Morire insieme e vivere insieme
Gv 6,37-40 – Commemorazione di tutti i fedeli defunti – 2 novembre 2024
Confessata la fede nella comunione dei santi, il giorno dopo confessiamo la fede nella comunione con tutti i morti. La santità e la morte le celebriamo come un unico mistero, un mistero di comunione. Il mistero grande del “ad commoriendum et ad convivendun” (2Cor 7,3) perché tanto la santità pienezza della vita, quanto la morte il venir meno della vita, noi credenti siamo chiamati a convertirle in realtà di comunione, in esperienze di comunione. Santità e morte sono veri e propri esercizi di comunione, quell’ininterrotta fatica della comunione che ci accompagna dal nascere al morire.
Questa fatica della comunione è la fatica di chi, da quando nasce alla vita, deve convivere con la morte in tutte le sue forme. Perché la morte nasce con noi quando nasciamo.
Viene al mondo ogni volta che un essere vivente viene all’esistenza, così che ogni vivente convive con la sua morte. Per questo, il memento dei morti che celebriamo non può che essere anche memento mori. Memoria, certo, del dover morire, ma memoria anche del dover convivere con la morte. Convivere con la dura realtà della nostra morte e di quella degli altri. Persino la morte di tutti i viventi con i quali viviamo: gli animali, le piante e ogni creatura in cui c’è un alito di vita. La vita con-vive con la morte, e coloro con i quali con-viviamo noi anche con-moriamo. Questo significa che la sola realtà che ci resta di coloro che ci hanno preceduto nella morte è la comunione che abbiamo vissuto con loro. Ciò che resta è quell’inesprimibile esperienza del vivere ancora insieme che lega noi che siamo vivi con chi è morto. Questa è la comunione più forte della morte e insieme speranza di una comunione un giorno ritrovata e rinnovata per sempre.
Oggi celebriamo la morte come mistero di comunione, nel momento stesso in cui umanamente esperimentiamo la morte come la più radicale contraddizione a ogni comunione.

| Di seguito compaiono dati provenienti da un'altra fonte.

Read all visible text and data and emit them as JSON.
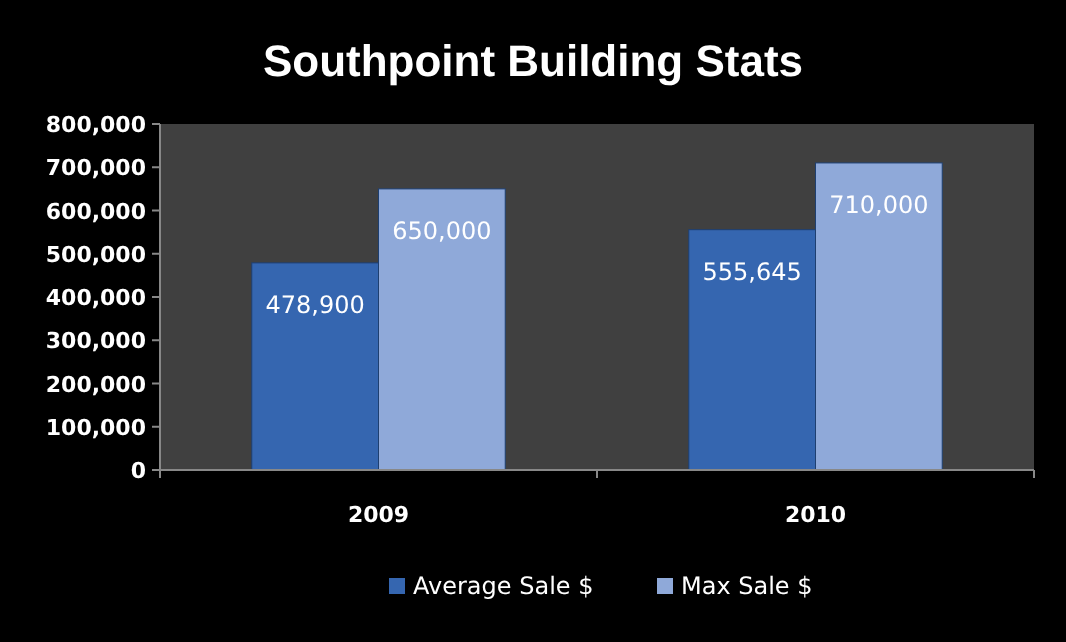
{
  "chart_data": {
    "type": "bar",
    "title": "Southpoint Building Stats",
    "categories": [
      "2009",
      "2010"
    ],
    "series": [
      {
        "name": "Average Sale $",
        "color": "#3566b0",
        "values": [
          478900,
          555645
        ],
        "value_labels": [
          "478,900",
          "555,645"
        ]
      },
      {
        "name": "Max Sale $",
        "color": "#8fa9d9",
        "values": [
          650000,
          710000
        ],
        "value_labels": [
          "650,000",
          "710,000"
        ]
      }
    ],
    "ylim": [
      0,
      800000
    ],
    "yticks": [
      {
        "value": 0,
        "label": "0"
      },
      {
        "value": 100000,
        "label": "100,000"
      },
      {
        "value": 200000,
        "label": "200,000"
      },
      {
        "value": 300000,
        "label": "300,000"
      },
      {
        "value": 400000,
        "label": "400,000"
      },
      {
        "value": 500000,
        "label": "500,000"
      },
      {
        "value": 600000,
        "label": "600,000"
      },
      {
        "value": 700000,
        "label": "700,000"
      },
      {
        "value": 800000,
        "label": "800,000"
      }
    ],
    "legend": "bottom",
    "grid": false
  }
}
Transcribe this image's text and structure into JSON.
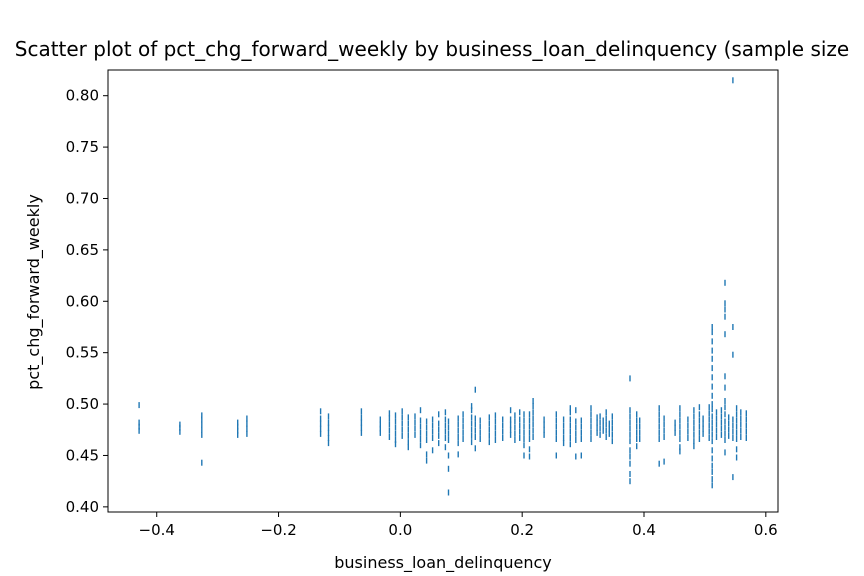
{
  "chart_data": {
    "type": "scatter",
    "title": "Scatter plot of pct_chg_forward_weekly by business_loan_delinquency (sample size",
    "xlabel": "business_loan_delinquency",
    "ylabel": "pct_chg_forward_weekly",
    "xlim": [
      -0.48,
      0.62
    ],
    "ylim": [
      0.395,
      0.825
    ],
    "xticks": [
      -0.4,
      -0.2,
      0.0,
      0.2,
      0.4,
      0.6
    ],
    "xtick_labels": [
      "−0.4",
      "−0.2",
      "0.0",
      "0.2",
      "0.4",
      "0.6"
    ],
    "yticks": [
      0.4,
      0.45,
      0.5,
      0.55,
      0.6,
      0.65,
      0.7,
      0.75,
      0.8
    ],
    "ytick_labels": [
      "0.40",
      "0.45",
      "0.50",
      "0.55",
      "0.60",
      "0.65",
      "0.70",
      "0.75",
      "0.80"
    ],
    "grid": false,
    "marker_color": "#1f77b4",
    "points": [
      [
        -0.429,
        0.474
      ],
      [
        -0.429,
        0.478
      ],
      [
        -0.429,
        0.482
      ],
      [
        -0.429,
        0.499
      ],
      [
        -0.362,
        0.473
      ],
      [
        -0.362,
        0.477
      ],
      [
        -0.362,
        0.48
      ],
      [
        -0.326,
        0.47
      ],
      [
        -0.326,
        0.475
      ],
      [
        -0.326,
        0.48
      ],
      [
        -0.326,
        0.485
      ],
      [
        -0.326,
        0.489
      ],
      [
        -0.326,
        0.443
      ],
      [
        -0.267,
        0.47
      ],
      [
        -0.267,
        0.474
      ],
      [
        -0.267,
        0.478
      ],
      [
        -0.267,
        0.482
      ],
      [
        -0.252,
        0.471
      ],
      [
        -0.252,
        0.476
      ],
      [
        -0.252,
        0.481
      ],
      [
        -0.252,
        0.486
      ],
      [
        -0.131,
        0.471
      ],
      [
        -0.131,
        0.476
      ],
      [
        -0.131,
        0.481
      ],
      [
        -0.131,
        0.486
      ],
      [
        -0.131,
        0.493
      ],
      [
        -0.118,
        0.467
      ],
      [
        -0.118,
        0.472
      ],
      [
        -0.118,
        0.477
      ],
      [
        -0.118,
        0.482
      ],
      [
        -0.118,
        0.488
      ],
      [
        -0.118,
        0.462
      ],
      [
        -0.064,
        0.472
      ],
      [
        -0.064,
        0.477
      ],
      [
        -0.064,
        0.482
      ],
      [
        -0.064,
        0.487
      ],
      [
        -0.064,
        0.493
      ],
      [
        -0.033,
        0.472
      ],
      [
        -0.033,
        0.476
      ],
      [
        -0.033,
        0.48
      ],
      [
        -0.033,
        0.485
      ],
      [
        -0.018,
        0.468
      ],
      [
        -0.018,
        0.474
      ],
      [
        -0.018,
        0.48
      ],
      [
        -0.018,
        0.486
      ],
      [
        -0.018,
        0.491
      ],
      [
        -0.008,
        0.465
      ],
      [
        -0.008,
        0.471
      ],
      [
        -0.008,
        0.477
      ],
      [
        -0.008,
        0.483
      ],
      [
        -0.008,
        0.489
      ],
      [
        -0.008,
        0.461
      ],
      [
        0.003,
        0.469
      ],
      [
        0.003,
        0.475
      ],
      [
        0.003,
        0.481
      ],
      [
        0.003,
        0.487
      ],
      [
        0.003,
        0.493
      ],
      [
        0.013,
        0.463
      ],
      [
        0.013,
        0.469
      ],
      [
        0.013,
        0.475
      ],
      [
        0.013,
        0.481
      ],
      [
        0.013,
        0.487
      ],
      [
        0.013,
        0.458
      ],
      [
        0.024,
        0.47
      ],
      [
        0.024,
        0.476
      ],
      [
        0.024,
        0.482
      ],
      [
        0.024,
        0.488
      ],
      [
        0.033,
        0.46
      ],
      [
        0.033,
        0.466
      ],
      [
        0.033,
        0.472
      ],
      [
        0.033,
        0.478
      ],
      [
        0.033,
        0.484
      ],
      [
        0.033,
        0.494
      ],
      [
        0.043,
        0.465
      ],
      [
        0.043,
        0.471
      ],
      [
        0.043,
        0.477
      ],
      [
        0.043,
        0.483
      ],
      [
        0.043,
        0.451
      ],
      [
        0.043,
        0.445
      ],
      [
        0.053,
        0.467
      ],
      [
        0.053,
        0.473
      ],
      [
        0.053,
        0.479
      ],
      [
        0.053,
        0.485
      ],
      [
        0.053,
        0.455
      ],
      [
        0.063,
        0.469
      ],
      [
        0.063,
        0.475
      ],
      [
        0.063,
        0.481
      ],
      [
        0.063,
        0.49
      ],
      [
        0.063,
        0.462
      ],
      [
        0.074,
        0.467
      ],
      [
        0.074,
        0.473
      ],
      [
        0.074,
        0.479
      ],
      [
        0.074,
        0.485
      ],
      [
        0.074,
        0.458
      ],
      [
        0.074,
        0.492
      ],
      [
        0.079,
        0.465
      ],
      [
        0.079,
        0.471
      ],
      [
        0.079,
        0.477
      ],
      [
        0.079,
        0.483
      ],
      [
        0.079,
        0.45
      ],
      [
        0.079,
        0.437
      ],
      [
        0.079,
        0.414
      ],
      [
        0.095,
        0.462
      ],
      [
        0.095,
        0.468
      ],
      [
        0.095,
        0.474
      ],
      [
        0.095,
        0.48
      ],
      [
        0.095,
        0.486
      ],
      [
        0.095,
        0.451
      ],
      [
        0.103,
        0.466
      ],
      [
        0.103,
        0.472
      ],
      [
        0.103,
        0.478
      ],
      [
        0.103,
        0.484
      ],
      [
        0.103,
        0.49
      ],
      [
        0.117,
        0.463
      ],
      [
        0.117,
        0.469
      ],
      [
        0.117,
        0.475
      ],
      [
        0.117,
        0.481
      ],
      [
        0.117,
        0.487
      ],
      [
        0.117,
        0.494
      ],
      [
        0.117,
        0.498
      ],
      [
        0.123,
        0.468
      ],
      [
        0.123,
        0.474
      ],
      [
        0.123,
        0.48
      ],
      [
        0.123,
        0.486
      ],
      [
        0.123,
        0.514
      ],
      [
        0.123,
        0.457
      ],
      [
        0.131,
        0.466
      ],
      [
        0.131,
        0.472
      ],
      [
        0.131,
        0.478
      ],
      [
        0.131,
        0.484
      ],
      [
        0.146,
        0.463
      ],
      [
        0.146,
        0.469
      ],
      [
        0.146,
        0.475
      ],
      [
        0.146,
        0.481
      ],
      [
        0.146,
        0.487
      ],
      [
        0.156,
        0.465
      ],
      [
        0.156,
        0.471
      ],
      [
        0.156,
        0.477
      ],
      [
        0.156,
        0.483
      ],
      [
        0.156,
        0.489
      ],
      [
        0.168,
        0.467
      ],
      [
        0.168,
        0.473
      ],
      [
        0.168,
        0.479
      ],
      [
        0.168,
        0.485
      ],
      [
        0.181,
        0.47
      ],
      [
        0.181,
        0.475
      ],
      [
        0.181,
        0.48
      ],
      [
        0.181,
        0.485
      ],
      [
        0.181,
        0.494
      ],
      [
        0.188,
        0.465
      ],
      [
        0.188,
        0.471
      ],
      [
        0.188,
        0.477
      ],
      [
        0.188,
        0.483
      ],
      [
        0.188,
        0.489
      ],
      [
        0.196,
        0.467
      ],
      [
        0.196,
        0.473
      ],
      [
        0.196,
        0.479
      ],
      [
        0.196,
        0.485
      ],
      [
        0.196,
        0.492
      ],
      [
        0.203,
        0.466
      ],
      [
        0.203,
        0.472
      ],
      [
        0.203,
        0.478
      ],
      [
        0.203,
        0.484
      ],
      [
        0.203,
        0.49
      ],
      [
        0.203,
        0.46
      ],
      [
        0.203,
        0.45
      ],
      [
        0.212,
        0.466
      ],
      [
        0.212,
        0.472
      ],
      [
        0.212,
        0.478
      ],
      [
        0.212,
        0.484
      ],
      [
        0.212,
        0.49
      ],
      [
        0.212,
        0.456
      ],
      [
        0.212,
        0.449
      ],
      [
        0.218,
        0.468
      ],
      [
        0.218,
        0.474
      ],
      [
        0.218,
        0.48
      ],
      [
        0.218,
        0.486
      ],
      [
        0.218,
        0.492
      ],
      [
        0.218,
        0.498
      ],
      [
        0.218,
        0.503
      ],
      [
        0.236,
        0.47
      ],
      [
        0.236,
        0.475
      ],
      [
        0.236,
        0.48
      ],
      [
        0.236,
        0.485
      ],
      [
        0.256,
        0.466
      ],
      [
        0.256,
        0.472
      ],
      [
        0.256,
        0.478
      ],
      [
        0.256,
        0.484
      ],
      [
        0.256,
        0.49
      ],
      [
        0.256,
        0.45
      ],
      [
        0.268,
        0.467
      ],
      [
        0.268,
        0.473
      ],
      [
        0.268,
        0.479
      ],
      [
        0.268,
        0.485
      ],
      [
        0.268,
        0.462
      ],
      [
        0.279,
        0.461
      ],
      [
        0.279,
        0.467
      ],
      [
        0.279,
        0.473
      ],
      [
        0.279,
        0.479
      ],
      [
        0.279,
        0.485
      ],
      [
        0.279,
        0.492
      ],
      [
        0.279,
        0.496
      ],
      [
        0.288,
        0.465
      ],
      [
        0.288,
        0.471
      ],
      [
        0.288,
        0.477
      ],
      [
        0.288,
        0.483
      ],
      [
        0.288,
        0.494
      ],
      [
        0.288,
        0.449
      ],
      [
        0.297,
        0.466
      ],
      [
        0.297,
        0.472
      ],
      [
        0.297,
        0.478
      ],
      [
        0.297,
        0.484
      ],
      [
        0.297,
        0.45
      ],
      [
        0.313,
        0.466
      ],
      [
        0.313,
        0.472
      ],
      [
        0.313,
        0.478
      ],
      [
        0.313,
        0.484
      ],
      [
        0.313,
        0.49
      ],
      [
        0.313,
        0.496
      ],
      [
        0.323,
        0.472
      ],
      [
        0.323,
        0.477
      ],
      [
        0.323,
        0.482
      ],
      [
        0.323,
        0.487
      ],
      [
        0.328,
        0.47
      ],
      [
        0.328,
        0.476
      ],
      [
        0.328,
        0.482
      ],
      [
        0.328,
        0.488
      ],
      [
        0.333,
        0.474
      ],
      [
        0.333,
        0.479
      ],
      [
        0.333,
        0.484
      ],
      [
        0.338,
        0.468
      ],
      [
        0.338,
        0.474
      ],
      [
        0.338,
        0.48
      ],
      [
        0.338,
        0.486
      ],
      [
        0.338,
        0.492
      ],
      [
        0.343,
        0.471
      ],
      [
        0.343,
        0.476
      ],
      [
        0.343,
        0.481
      ],
      [
        0.348,
        0.464
      ],
      [
        0.348,
        0.47
      ],
      [
        0.348,
        0.476
      ],
      [
        0.348,
        0.482
      ],
      [
        0.348,
        0.488
      ],
      [
        0.377,
        0.464
      ],
      [
        0.377,
        0.47
      ],
      [
        0.377,
        0.476
      ],
      [
        0.377,
        0.482
      ],
      [
        0.377,
        0.488
      ],
      [
        0.377,
        0.494
      ],
      [
        0.377,
        0.455
      ],
      [
        0.377,
        0.449
      ],
      [
        0.377,
        0.442
      ],
      [
        0.377,
        0.432
      ],
      [
        0.377,
        0.425
      ],
      [
        0.377,
        0.525
      ],
      [
        0.388,
        0.466
      ],
      [
        0.388,
        0.472
      ],
      [
        0.388,
        0.478
      ],
      [
        0.388,
        0.484
      ],
      [
        0.388,
        0.49
      ],
      [
        0.388,
        0.459
      ],
      [
        0.393,
        0.466
      ],
      [
        0.393,
        0.472
      ],
      [
        0.393,
        0.478
      ],
      [
        0.393,
        0.484
      ],
      [
        0.425,
        0.466
      ],
      [
        0.425,
        0.472
      ],
      [
        0.425,
        0.478
      ],
      [
        0.425,
        0.484
      ],
      [
        0.425,
        0.49
      ],
      [
        0.425,
        0.496
      ],
      [
        0.425,
        0.442
      ],
      [
        0.433,
        0.468
      ],
      [
        0.433,
        0.474
      ],
      [
        0.433,
        0.48
      ],
      [
        0.433,
        0.486
      ],
      [
        0.433,
        0.444
      ],
      [
        0.451,
        0.472
      ],
      [
        0.451,
        0.477
      ],
      [
        0.451,
        0.482
      ],
      [
        0.459,
        0.466
      ],
      [
        0.459,
        0.472
      ],
      [
        0.459,
        0.478
      ],
      [
        0.459,
        0.484
      ],
      [
        0.459,
        0.49
      ],
      [
        0.459,
        0.496
      ],
      [
        0.459,
        0.458
      ],
      [
        0.459,
        0.454
      ],
      [
        0.472,
        0.467
      ],
      [
        0.472,
        0.473
      ],
      [
        0.472,
        0.479
      ],
      [
        0.472,
        0.485
      ],
      [
        0.482,
        0.464
      ],
      [
        0.482,
        0.47
      ],
      [
        0.482,
        0.476
      ],
      [
        0.482,
        0.482
      ],
      [
        0.482,
        0.488
      ],
      [
        0.482,
        0.494
      ],
      [
        0.482,
        0.459
      ],
      [
        0.491,
        0.466
      ],
      [
        0.491,
        0.472
      ],
      [
        0.491,
        0.478
      ],
      [
        0.491,
        0.484
      ],
      [
        0.491,
        0.49
      ],
      [
        0.491,
        0.497
      ],
      [
        0.497,
        0.471
      ],
      [
        0.497,
        0.476
      ],
      [
        0.497,
        0.481
      ],
      [
        0.497,
        0.486
      ],
      [
        0.507,
        0.467
      ],
      [
        0.507,
        0.473
      ],
      [
        0.507,
        0.479
      ],
      [
        0.507,
        0.485
      ],
      [
        0.507,
        0.491
      ],
      [
        0.507,
        0.497
      ],
      [
        0.512,
        0.464
      ],
      [
        0.512,
        0.47
      ],
      [
        0.512,
        0.476
      ],
      [
        0.512,
        0.482
      ],
      [
        0.512,
        0.488
      ],
      [
        0.512,
        0.495
      ],
      [
        0.512,
        0.455
      ],
      [
        0.512,
        0.447
      ],
      [
        0.512,
        0.44
      ],
      [
        0.512,
        0.434
      ],
      [
        0.512,
        0.427
      ],
      [
        0.512,
        0.421
      ],
      [
        0.512,
        0.5
      ],
      [
        0.512,
        0.508
      ],
      [
        0.512,
        0.517
      ],
      [
        0.512,
        0.526
      ],
      [
        0.512,
        0.535
      ],
      [
        0.512,
        0.544
      ],
      [
        0.512,
        0.552
      ],
      [
        0.512,
        0.561
      ],
      [
        0.512,
        0.57
      ],
      [
        0.512,
        0.575
      ],
      [
        0.519,
        0.468
      ],
      [
        0.519,
        0.474
      ],
      [
        0.519,
        0.48
      ],
      [
        0.519,
        0.486
      ],
      [
        0.519,
        0.492
      ],
      [
        0.527,
        0.47
      ],
      [
        0.527,
        0.476
      ],
      [
        0.527,
        0.482
      ],
      [
        0.527,
        0.488
      ],
      [
        0.527,
        0.494
      ],
      [
        0.533,
        0.465
      ],
      [
        0.533,
        0.471
      ],
      [
        0.533,
        0.477
      ],
      [
        0.533,
        0.483
      ],
      [
        0.533,
        0.49
      ],
      [
        0.533,
        0.497
      ],
      [
        0.533,
        0.503
      ],
      [
        0.533,
        0.516
      ],
      [
        0.533,
        0.527
      ],
      [
        0.533,
        0.568
      ],
      [
        0.533,
        0.585
      ],
      [
        0.533,
        0.592
      ],
      [
        0.533,
        0.598
      ],
      [
        0.533,
        0.618
      ],
      [
        0.533,
        0.453
      ],
      [
        0.539,
        0.469
      ],
      [
        0.539,
        0.475
      ],
      [
        0.539,
        0.481
      ],
      [
        0.539,
        0.487
      ],
      [
        0.546,
        0.467
      ],
      [
        0.546,
        0.473
      ],
      [
        0.546,
        0.479
      ],
      [
        0.546,
        0.485
      ],
      [
        0.546,
        0.548
      ],
      [
        0.546,
        0.575
      ],
      [
        0.546,
        0.429
      ],
      [
        0.546,
        0.815
      ],
      [
        0.552,
        0.466
      ],
      [
        0.552,
        0.472
      ],
      [
        0.552,
        0.478
      ],
      [
        0.552,
        0.484
      ],
      [
        0.552,
        0.49
      ],
      [
        0.552,
        0.496
      ],
      [
        0.552,
        0.456
      ],
      [
        0.552,
        0.448
      ],
      [
        0.559,
        0.468
      ],
      [
        0.559,
        0.474
      ],
      [
        0.559,
        0.48
      ],
      [
        0.559,
        0.486
      ],
      [
        0.559,
        0.492
      ],
      [
        0.568,
        0.467
      ],
      [
        0.568,
        0.473
      ],
      [
        0.568,
        0.479
      ],
      [
        0.568,
        0.485
      ],
      [
        0.568,
        0.491
      ]
    ]
  }
}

Ma lo facciamo per una sola ragione, perché nell’eucaristia noi annunciamo la morte del Signore (1Cor 11,26). Non la realtà in sé della morte come annuncio, ma la morte di un uomo, Gesù di Nazaret, come annuncio, ossia come messaggio, come buona notizia. La sua morte è oggetto della nostra fede, e non vi può essere autentica proclamazione della risurrezione di Cristo senza annuncio della sua morte.
Oggi celebriamo la morte come mistero di comunione, perché è così che il Signore ha vissuta la sua. Le poche parole che Gesù ha detto sulla morte sono sempre una promessa di comunione eterna: “Questa è la volontà di colui che mi ha mandato: che io non perda nulla di quanto egli mi ha dato, ma che lo risusciti nell’ultimo giorno”. È anche l’apostolo Paolo annuncia una comunione più forte della morte: “Dio, per mezzo di Gesù, radunerà con lui coloro che sono morti”. Invano cercheremo nei vangeli un insegnamento di Gesù sul senso della morte. Nei vangeli traviamo invece i racconti di come Gesù ha vissuto la sua morte, una morte nella quale leggere il cuore dei vangeli.
Fare, come Gesù, della nostra morte un atto di comunione, significa riconoscere che la vita non ci appartiene, che è un dono che abbiamo ricevuto e che possiamo trasformare in offerta unita a quella di Cristo, abbandono fiducioso nelle mani del Padre. Fare memoria dei nostri morti e pregare per loro è ricordare il dono che ci hanno fatto della loro vita. La vita è il vero dono per sempre che possiamo fare agli altri. L’unico debito che noi cristiani abbiamo verso tutti gli uomini è annunciare la morte del Signore, finché egli venga.